Chris Chong Chan Fui (b. 1982, Malaysia) questions and redirects the processes and methodologies within varying fields such as migration, economics, natural sciences through moving images, projections, printmaking, photography, and installations. Chong has exhibited his works at Palais de Tokyo, Paris, France (2015); Hirshhorn Museum & Sculpture Garden, Smithsonian Institute, Washington D.C., United States (2010).

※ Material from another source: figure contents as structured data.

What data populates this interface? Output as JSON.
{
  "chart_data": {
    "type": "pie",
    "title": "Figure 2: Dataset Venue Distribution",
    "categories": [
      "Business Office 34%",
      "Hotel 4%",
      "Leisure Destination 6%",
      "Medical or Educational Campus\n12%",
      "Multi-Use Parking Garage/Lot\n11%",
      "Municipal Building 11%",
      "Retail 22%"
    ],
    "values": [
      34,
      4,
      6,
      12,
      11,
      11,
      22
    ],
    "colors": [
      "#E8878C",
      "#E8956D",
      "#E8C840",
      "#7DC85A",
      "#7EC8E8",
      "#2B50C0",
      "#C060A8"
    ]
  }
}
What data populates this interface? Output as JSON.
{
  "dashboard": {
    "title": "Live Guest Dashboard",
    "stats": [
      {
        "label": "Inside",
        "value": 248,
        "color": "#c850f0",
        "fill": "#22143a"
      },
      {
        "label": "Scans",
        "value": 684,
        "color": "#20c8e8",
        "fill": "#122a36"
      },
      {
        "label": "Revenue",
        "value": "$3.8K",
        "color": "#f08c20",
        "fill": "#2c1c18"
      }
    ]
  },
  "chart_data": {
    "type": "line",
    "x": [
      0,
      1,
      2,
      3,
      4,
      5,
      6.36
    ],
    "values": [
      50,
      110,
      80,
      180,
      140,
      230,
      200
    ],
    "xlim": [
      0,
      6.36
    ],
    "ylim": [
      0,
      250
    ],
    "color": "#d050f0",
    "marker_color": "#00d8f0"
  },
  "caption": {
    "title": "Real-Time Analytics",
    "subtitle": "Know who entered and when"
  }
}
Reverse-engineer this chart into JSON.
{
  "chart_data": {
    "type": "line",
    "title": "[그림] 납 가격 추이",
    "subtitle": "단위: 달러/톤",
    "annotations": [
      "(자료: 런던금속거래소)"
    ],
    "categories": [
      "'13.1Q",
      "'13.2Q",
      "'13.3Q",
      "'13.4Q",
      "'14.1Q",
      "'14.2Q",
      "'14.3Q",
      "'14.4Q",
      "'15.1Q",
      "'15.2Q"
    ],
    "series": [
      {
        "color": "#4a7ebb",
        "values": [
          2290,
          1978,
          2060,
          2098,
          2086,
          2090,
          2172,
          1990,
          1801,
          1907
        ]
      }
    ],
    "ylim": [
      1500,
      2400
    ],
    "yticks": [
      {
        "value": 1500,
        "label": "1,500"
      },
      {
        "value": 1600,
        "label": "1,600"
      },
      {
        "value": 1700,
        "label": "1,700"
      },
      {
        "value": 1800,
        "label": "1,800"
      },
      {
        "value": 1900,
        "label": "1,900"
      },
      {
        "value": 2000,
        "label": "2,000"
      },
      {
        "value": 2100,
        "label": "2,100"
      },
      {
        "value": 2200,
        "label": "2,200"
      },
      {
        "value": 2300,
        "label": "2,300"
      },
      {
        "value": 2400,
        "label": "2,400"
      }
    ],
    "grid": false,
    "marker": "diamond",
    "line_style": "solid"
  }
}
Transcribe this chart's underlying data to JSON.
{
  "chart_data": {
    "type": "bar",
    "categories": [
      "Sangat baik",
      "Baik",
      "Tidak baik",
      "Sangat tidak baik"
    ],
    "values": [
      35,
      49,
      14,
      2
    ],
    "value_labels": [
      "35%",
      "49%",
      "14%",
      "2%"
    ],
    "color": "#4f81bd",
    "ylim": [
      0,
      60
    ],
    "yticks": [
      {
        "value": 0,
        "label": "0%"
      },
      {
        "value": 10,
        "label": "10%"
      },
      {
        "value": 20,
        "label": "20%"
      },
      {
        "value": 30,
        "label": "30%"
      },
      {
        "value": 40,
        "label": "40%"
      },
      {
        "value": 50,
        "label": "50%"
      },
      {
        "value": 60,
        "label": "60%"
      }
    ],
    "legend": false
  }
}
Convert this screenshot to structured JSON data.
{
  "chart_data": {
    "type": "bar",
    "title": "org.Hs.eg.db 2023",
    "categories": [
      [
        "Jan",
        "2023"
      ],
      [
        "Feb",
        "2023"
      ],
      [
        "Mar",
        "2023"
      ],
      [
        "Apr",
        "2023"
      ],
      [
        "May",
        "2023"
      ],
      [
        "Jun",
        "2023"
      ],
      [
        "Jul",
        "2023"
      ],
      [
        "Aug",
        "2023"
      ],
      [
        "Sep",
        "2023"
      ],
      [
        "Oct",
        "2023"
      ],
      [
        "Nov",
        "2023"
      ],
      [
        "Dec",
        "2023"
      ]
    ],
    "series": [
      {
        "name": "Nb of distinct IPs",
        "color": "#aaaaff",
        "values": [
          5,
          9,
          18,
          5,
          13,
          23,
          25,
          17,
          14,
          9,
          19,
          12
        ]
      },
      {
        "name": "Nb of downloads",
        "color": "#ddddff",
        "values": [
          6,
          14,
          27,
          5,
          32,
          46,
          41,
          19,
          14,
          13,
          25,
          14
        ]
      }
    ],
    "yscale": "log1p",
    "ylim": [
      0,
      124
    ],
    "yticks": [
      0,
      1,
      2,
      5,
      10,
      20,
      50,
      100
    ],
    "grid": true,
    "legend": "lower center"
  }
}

He has also premiered at prestigious film festivals such as the Directors’ Fortnight, Cannes, France (2009).
Choy Ka Fai (b. 1979, Singapore) is an artist and performance maker inspired by histories and theorizations that explore the uncertainties of the future. His research springs from a desire to understand the conditioning of the human body, its intangible memories, and the forces shaping its expressions. His projects have been presented in major festival worldwide, including Sadler’s Wells London, United Kingdom (2016), and ImPulsTanz Festival, Vienna, Austria (2015).
Lucy Davis (b. 1970, Uganda/France) encircles nature in art, visual culture, materiality, and memory in Southeast Asia. In 2010, she founded The Migrant Ecologies Project to lead inquiries into questions of culture and nature in Southeast Asia. Her work has been featured in numerous institutions internationally. Her writings have been published in several catalogues and anthologies. She was Founding Editor of the Singapore critical publication series FOCAS Forum on Contemporary Art & Society (2000 – 2007).
Geraldine Kang (b. 1988, Singapore) uses photography as a means of introspection and as a tool to negotiate identities within physical and psychological spaces. Combining photography with objects, she creates installations that address a range of topics from family, community, and mental illness to site-explorations of the undercurrents and ambivalences of familiar places. She currently focuses on issues related to migrant labour in Singapore. Her works have been presented at ifa Gallery in Berlin, Germany (2015) and ONSITE Artfest, Taipei, Taiwan (2016).
The work of Hu Yun (b. 1986, China) ranges from drawing and watercolours to performance, video, and installation. Delving into personal and historical narratives, Hu is interested in modernities and the way in which they are mobilised and reinterpreted in different local contexts. His works have been exhibited at the 11th Gwangju Biennale, The Eight Climate (What Does Art Do?) (2016); Power Station of Art, Shanghai, China (2015); and National History Museum, London, United Kingdom (2010).Souliya Phoumivong (b. 1983, Laos) is a media artist working with film, video art, photography, and clay animation. He is currently lecturer at National Institute of Fine Arts, Vientiane, Laos. His work embraces the ever-changing landscape of media and digital equipment in Laos, and the adaptation of a younger generation to a fast paced life. Most recently he participated in the exhibition Missing Links, Jim Thompson Art Center, Bangkok, Thailand (2015).
Matthias Sohr (b. 1980, Germany/Switzerland) works with sculpture and installations. In the last years, his research has focused on “bureaucracy studies” in the context of disability and health care. He is currently pursuing a PhD in the History of Medicine, University of Lausanne, Switzerland. He has exhibited at Museum of Contemporary Art Tokyo (MOT), Japan (2011) and Neue Natioanalgalerie, Berlin, Germany (2014).